BRITISH manufacturing activity accelerated to its fastest pace in three years in July, while factory gate inflation hit its highest level in at least 15 years, according to the latest figures, which analysts said could raise the prospect of a further rise in the cost of borrowing today by the Bank of England.
The Bank's monetary policy committee is largely expected to keep interest rates on hold at 5.75 per cent today, but evidence of a resurgent manufacturing sector and of stronger pricing power in the sector will bolster expectations of a further rise,
to 6 per cent, sometime this year.
The Chartered Institute of Purchasing and Supply/NTC purchasing managers' index rose to 55.7 last month, from an upwardly revised 54.7 in June.
The July reading was the highest since July 2004. Economists had expected the index to fall to 54.
Output prices rose at the fastest rate since the index was created in 1992, jumping to 57.5 in July from 56.8 a month earlier. Input price inflation rose at its fastest rate since August 2006, at 66.9 in July from 65.7 in June.
Howard Archer, the Global Insight economist, said the Bank would be "alarmed" to see output prices spiking to a record. High input costs would put pressure on manufacturers to pass on price rises, he added.
Employment in the sector rose for a seventh successive month, with firms creating more jobs than at any time in the past three years.
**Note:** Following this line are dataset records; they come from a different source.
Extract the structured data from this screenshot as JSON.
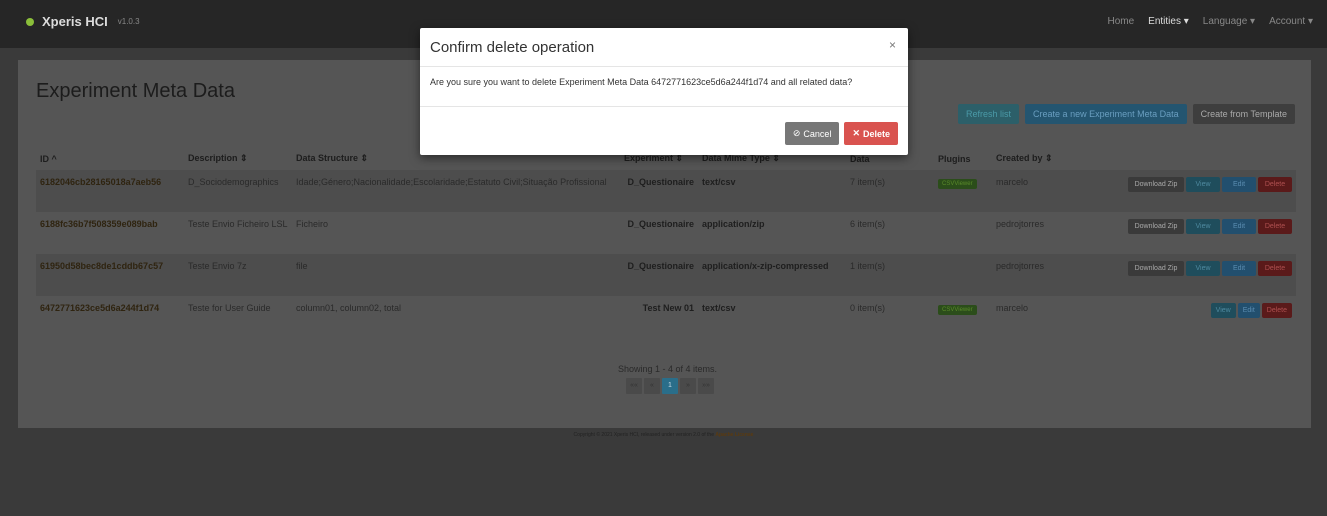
{
  "navbar": {
    "brand": "Xperis HCI",
    "version": "v1.0.3",
    "home": "Home",
    "entities": "Entities ▾",
    "language": "Language ▾",
    "account": "Account ▾"
  },
  "page": {
    "title": "Experiment Meta Data"
  },
  "toolbar": {
    "refresh": "Refresh list",
    "create": "Create a new Experiment Meta Data",
    "template": "Create from Template"
  },
  "table": {
    "headers": {
      "id": "ID ^",
      "description": "Description ⇕",
      "structure": "Data Structure ⇕",
      "experiment": "Experiment ⇕",
      "mime": "Data Mime Type ⇕",
      "data": "Data",
      "plugins": "Plugins",
      "created": "Created by ⇕"
    },
    "rows": [
      {
        "id": "6182046cb28165018a7aeb56",
        "description": "D_Sociodemographics",
        "structure": "Idade;Género;Nacionalidade;Escolaridade;Estatuto Civil;Situação Profissional",
        "experiment": "D_Questionaire",
        "mime": "text/csv",
        "data": "7 item(s)",
        "plugin": "CSVViewer",
        "created": "marcelo"
      },
      {
        "id": "6188fc36b7f508359e089bab",
        "description": "Teste Envio Ficheiro LSL",
        "structure": "Ficheiro",
        "experiment": "D_Questionaire",
        "mime": "application/zip",
        "data": "6 item(s)",
        "plugin": "",
        "created": "pedrojtorres"
      },
      {
        "id": "61950d58bec8de1cddb67c57",
        "description": "Teste Envio 7z",
        "structure": "file",
        "experiment": "D_Questionaire",
        "mime": "application/x-zip-compressed",
        "data": "1 item(s)",
        "plugin": "",
        "created": "pedrojtorres"
      },
      {
        "id": "6472771623ce5d6a244f1d74",
        "description": "Teste for User Guide",
        "structure": "column01, column02, total",
        "experiment": "Test New 01",
        "mime": "text/csv",
        "data": "0 item(s)",
        "plugin": "CSVViewer",
        "created": "marcelo"
      }
    ],
    "actions": {
      "download": "Download Zip",
      "view": "View",
      "edit": "Edit",
      "delete": "Delete"
    }
  },
  "pagination": {
    "summary": "Showing 1 - 4 of 4 items.",
    "first": "««",
    "prev": "«",
    "current": "1",
    "next": "»",
    "last": "»»"
  },
  "footer": {
    "text": "Copyright © 2021 Xperis HCI, released under version 2.0 of the",
    "link": "Apache License"
  },
  "modal": {
    "title": "Confirm delete operation",
    "close": "×",
    "body": "Are you sure you want to delete Experiment Meta Data 6472771623ce5d6a244f1d74 and all related data?",
    "cancel": "Cancel",
    "delete": "Delete"
  },
  "colors": {
    "delete": "#d9534f",
    "cancel": "#777777",
    "navbar": "#262626",
    "overlay": "#555555"
  }
}
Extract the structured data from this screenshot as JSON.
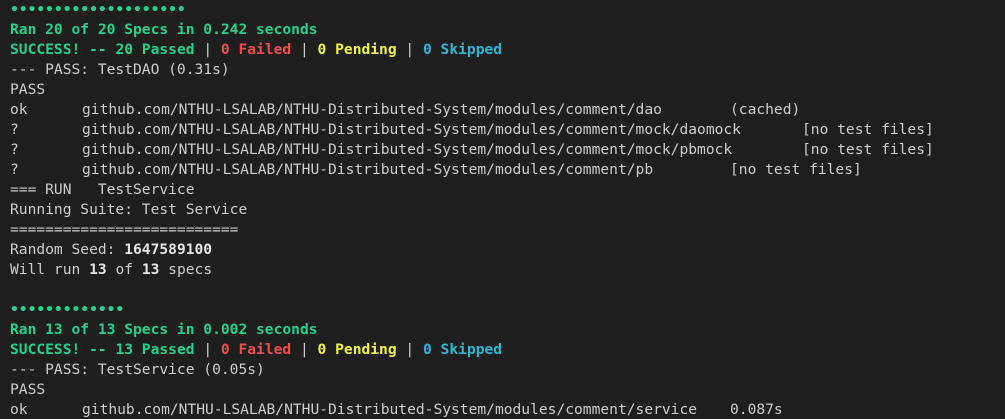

• US manufacturing expansion slowed in July from the previous month as a decline in new orders made factory managers more cautious, according to figures released by the Institute for Supply Management, which said its index of national factory activity fell to 53.8 last month, its lowest since March and down from 56.0 in June.
Global factory growth eased in July, while production growth slipped to a six-month low, a compilation of national surveys showed.